GSoC/2010-GUI

About me

I’m a french student at EPITA, an engineering school specialized in computer science, in Paris. I’m also an organizer of Prologin, a national computer science competition for students aged of 20 or less ( more information available here: http://www.prologin.org ).

Personally, I started programming years ago, and was introduced to the “functional” world by some friends soon after that. I started programming with OCaml but quickly shifted to Erlang, which I’ve been using for a few years now. During that time I’ve contributed to an open source project in Erlang, called nitrogen, whose aim is to offer a performant and easy-to-use event-driven web framework for Erlang.

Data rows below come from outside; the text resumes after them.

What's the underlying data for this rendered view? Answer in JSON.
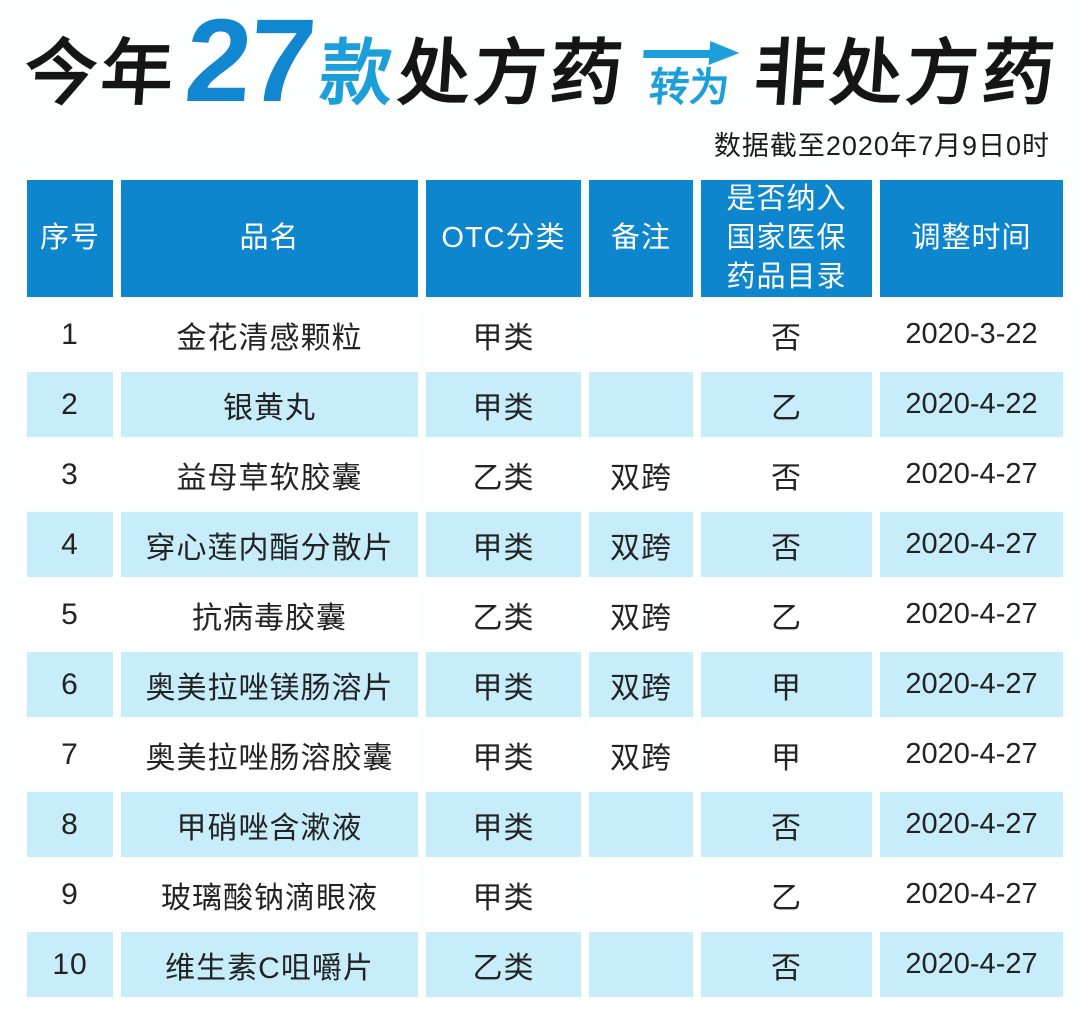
{
  "title": {
    "prefix": "今年",
    "count": "27",
    "count_suffix": "款",
    "left_term": "处方药",
    "arrow_label": "转为",
    "right_term": "非处方药"
  },
  "subtitle": "数据截至2020年7月9日0时",
  "colors": {
    "header_blue": "#0e86cd",
    "stripe_blue": "#c6edf9",
    "count_blue": "#1287d1",
    "accent_blue": "#1b9ed9",
    "title_black": "#151515"
  },
  "chart_data": {
    "type": "table",
    "title": "今年27款处方药转为非处方药",
    "caption": "数据截至2020年7月9日0时",
    "columns": [
      "序号",
      "品名",
      "OTC分类",
      "备注",
      "是否纳入\n国家医保\n药品目录",
      "调整时间"
    ],
    "rows": [
      [
        "1",
        "金花清感颗粒",
        "甲类",
        "",
        "否",
        "2020-3-22"
      ],
      [
        "2",
        "银黄丸",
        "甲类",
        "",
        "乙",
        "2020-4-22"
      ],
      [
        "3",
        "益母草软胶囊",
        "乙类",
        "双跨",
        "否",
        "2020-4-27"
      ],
      [
        "4",
        "穿心莲内酯分散片",
        "甲类",
        "双跨",
        "否",
        "2020-4-27"
      ],
      [
        "5",
        "抗病毒胶囊",
        "乙类",
        "双跨",
        "乙",
        "2020-4-27"
      ],
      [
        "6",
        "奥美拉唑镁肠溶片",
        "甲类",
        "双跨",
        "甲",
        "2020-4-27"
      ],
      [
        "7",
        "奥美拉唑肠溶胶囊",
        "甲类",
        "双跨",
        "甲",
        "2020-4-27"
      ],
      [
        "8",
        "甲硝唑含漱液",
        "甲类",
        "",
        "否",
        "2020-4-27"
      ],
      [
        "9",
        "玻璃酸钠滴眼液",
        "甲类",
        "",
        "乙",
        "2020-4-27"
      ],
      [
        "10",
        "维生素C咀嚼片",
        "乙类",
        "",
        "否",
        "2020-4-27"
      ]
    ]
  }
}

I’ve also been writing articles related to computer science, in French, on my blog (written in Erlang) which you can visit at http://da-bhm.org .

If you want to contact me, you can reach me at `` or on IRC (on the networks freenode and epiknet) under the nickname : `drk-sd`.

Why darcs

It would probably surprise a lot of people but darcs has been the first VCS I ever used. Of course I’ve had to use git and mercurial since, but was never satisfied by them, as they are, in my opinion, not as flexible as darcs is. That is why I keep using darcs for my personal projects.

However, my experiences with the other VCS have been useful, as I realized what /tools/ darcs still lacks to become a /popular/ project. That’s why when I heard that darcs was a potential mentoring organisation for the summer of code, I saw a great occasion to help on improving darcs.

My project

My first idea, was to develop a GUI for darcs, such as gitk for git. It still is a (major) part of my project, but when I was thinking about how to organize such an application and how to make it interact with darcs, I encountered a problem. Indeed, while I was starting reading darcs codebase I discovered that the “IOs” have not been separated from the actual “operations”.

After discussing with Eric Kow (a.k.a. `kowey`) about that problem, I’ve come to the conclusion that it would be impossible for me, or anyone else to develop an application which would use darcs’ core modules. The command line interface and darcs’ core modules are too deeply bound to envisage such an application.

Knowing that, I figured that if I wanted to successfully and elegantly build a GUI application on top of darcs, I would have to modify the codebase to separate the IO parts from the “other” parts. Of course I see this not only as a duty for building the GUI I envisage, but also as a necessity for darcs itself.

Such a work has already been started by Florent Becker (a.k.a. `gal_bolle`), and I plan to continue it.

How I plan to organize it

As you’ve certainly guessed, the first part of my work will be to reorganize darcs’ codebase to separate the IOs from the rest. I believe that’ll take me a few weeks. Sadly, I won’t be totally free to work on that until the end of June, as my exams take place in June. I will try to start working on it during May, but as I said it won’t be a full-time activity until the end of June. However, I expect to have finished it by mid-July.

That being done, I’ll begin to work on the GUI. For the moment I envisage doing it with Gtk2Hs. The first thing I want to implement is visualizer for the patches tree and a way to see the changements induced by a certain patch. That shouldn’t take more than a week or two to be completed.

And after that

After doing what I listed above, I don’t know how much time will be left before the end of the summer. I hope enough for me to implement a few more functionalities. But even if not, I sure will continue to work on it, although I will certainly slow down because of the school and everything.